Mendatangi
hajatan merupakan tradisi yang biasa dilakukan warga desa. Walaupun jarak
tempuhnya sangat jauh dan melelahkan. Demi sebuah persahabatan tidak menjadi
soal. Kemarin, hari Kamis tanggal 5 Agustus 2021 menuju desa Karanganyar
kecamatan Pule. Bertandang ke Pule sebetulnya telah beberapa kali. Sejak saya
masih mengenyam pendidikan di Sekolah Pendidikkan Guru Negeri (SPGN)
Trenggalek. Saat itu teman satu kos sedang berduka cita, sehingga takziah ke
Jombok Pule. Pernah juga bertandang ke rumah teman yang tinggal di dekat kantor
kecamatan Pule. Mengikuti perkemahan di salah satu desa di kecamatan Pule yang
penuh kenangan. Begitu juga pernah takziah di tempat saudara yang juga masuk
wilayah kecamatan Pule. Bedanya hari ini bersepeda motor, dulu pergi ke Pule naik
colt, mobil bak terbuka atau rombongan mobil cateran.
Ketika
sampai di desa Gamping kecamatan Suruh terasa dingin sekali. Semakin melaju ke
atas semakin dingin. Sampai di desa Kasrepan belok kanan. Suami lupa jalan
menuju rumah Pak Murdianto. Bertanya pada sepasang suami istri yang tengah
duduk di emper pertokoan. Keduanya belum tahu rumah yang punya hajat. Ketika
kami sedang berbincang-bincang, beberapa orang yang sedang menurunkan barang
dari sebuah truk menyambung percakapan. Ia mereka menunjukkan arah rumah Pak
Mur. Ramah sekali warga pedesaan, mereka dengan senyum ramah menunjukkan rumah
pak Mur. Setelah melaju menuju arah yang ditunjuk, ternyata di setiap belokan
jalan ada sebuah baner. Baner gambar keluarga Pak Murdianto yang disertai tanda
panah penunjuk arah.
Motor
melaju terus menuju desa Karanganyar. Jalanan menuju desa itu menurun tajam dan
licin. Karena beberapa hari hujan turun. Jalan desa menuju rumah Pak Mur
terbuat dari beton pada kedua sisinya. Bagian tengah tanah bercampur kerikil.

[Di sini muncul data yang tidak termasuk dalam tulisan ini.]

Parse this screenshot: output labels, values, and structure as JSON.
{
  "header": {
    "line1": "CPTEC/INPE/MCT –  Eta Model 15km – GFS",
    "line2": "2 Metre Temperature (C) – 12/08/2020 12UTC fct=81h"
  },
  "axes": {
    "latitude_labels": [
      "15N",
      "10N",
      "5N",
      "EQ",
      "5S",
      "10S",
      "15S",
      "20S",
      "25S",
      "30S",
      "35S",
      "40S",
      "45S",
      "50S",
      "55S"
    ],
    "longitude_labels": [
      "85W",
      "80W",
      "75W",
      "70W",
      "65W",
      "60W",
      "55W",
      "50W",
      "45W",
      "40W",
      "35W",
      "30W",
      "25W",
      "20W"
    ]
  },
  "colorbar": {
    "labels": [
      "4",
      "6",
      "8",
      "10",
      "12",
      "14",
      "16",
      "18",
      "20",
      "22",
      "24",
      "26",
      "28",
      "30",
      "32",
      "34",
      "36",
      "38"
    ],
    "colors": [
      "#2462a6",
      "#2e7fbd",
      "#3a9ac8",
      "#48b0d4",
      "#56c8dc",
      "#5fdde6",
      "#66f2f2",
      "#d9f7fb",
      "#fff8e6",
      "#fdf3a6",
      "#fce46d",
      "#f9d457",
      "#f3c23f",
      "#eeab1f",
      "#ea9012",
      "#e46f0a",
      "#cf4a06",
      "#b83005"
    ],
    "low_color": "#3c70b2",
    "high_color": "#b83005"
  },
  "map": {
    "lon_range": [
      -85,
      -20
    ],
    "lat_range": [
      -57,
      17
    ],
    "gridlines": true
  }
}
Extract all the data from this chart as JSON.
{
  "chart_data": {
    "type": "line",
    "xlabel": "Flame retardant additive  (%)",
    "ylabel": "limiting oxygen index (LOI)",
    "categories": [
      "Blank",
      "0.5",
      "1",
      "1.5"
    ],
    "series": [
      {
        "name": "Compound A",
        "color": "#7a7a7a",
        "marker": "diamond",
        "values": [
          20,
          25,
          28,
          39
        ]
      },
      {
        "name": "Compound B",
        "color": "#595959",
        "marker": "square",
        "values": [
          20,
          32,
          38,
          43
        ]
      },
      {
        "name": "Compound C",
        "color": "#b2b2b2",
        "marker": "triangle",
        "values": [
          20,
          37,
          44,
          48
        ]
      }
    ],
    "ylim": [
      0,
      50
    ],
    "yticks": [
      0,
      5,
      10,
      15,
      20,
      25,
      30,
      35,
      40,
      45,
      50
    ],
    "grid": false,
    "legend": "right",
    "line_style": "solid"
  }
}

Sampailah di tempat yang dituju. Lega sekali rasanya, semula khawatir
tergelincir karena jalan terlalu licin. Sampai di depan terob, menunggu satgas
covid-19 menyemprotkan handsanitizer ke tangan. Jalan menanjak menuju terop.
Sangat becek, tanah berlumpur terkena air hujan. Kalau di desa saya, untuk
mengurangi tanah becek diberi kerakal/kerikil. Di desa pak Mur tanah becek
tersebut ditimbun dengan sekam/kulit padi. Pada musim pandemi covid-19 ternyata
penerima tamunya banyak sekali, lebih dari 15 orang. Baik laki-laki maupun
perempuan tanpa jaga jarak. Yang lebih mengherankan lagi, hajatan ini dalam
rangka ulang tahun putrinya. Bukan hajatan yang mendesak seperti pernikahan.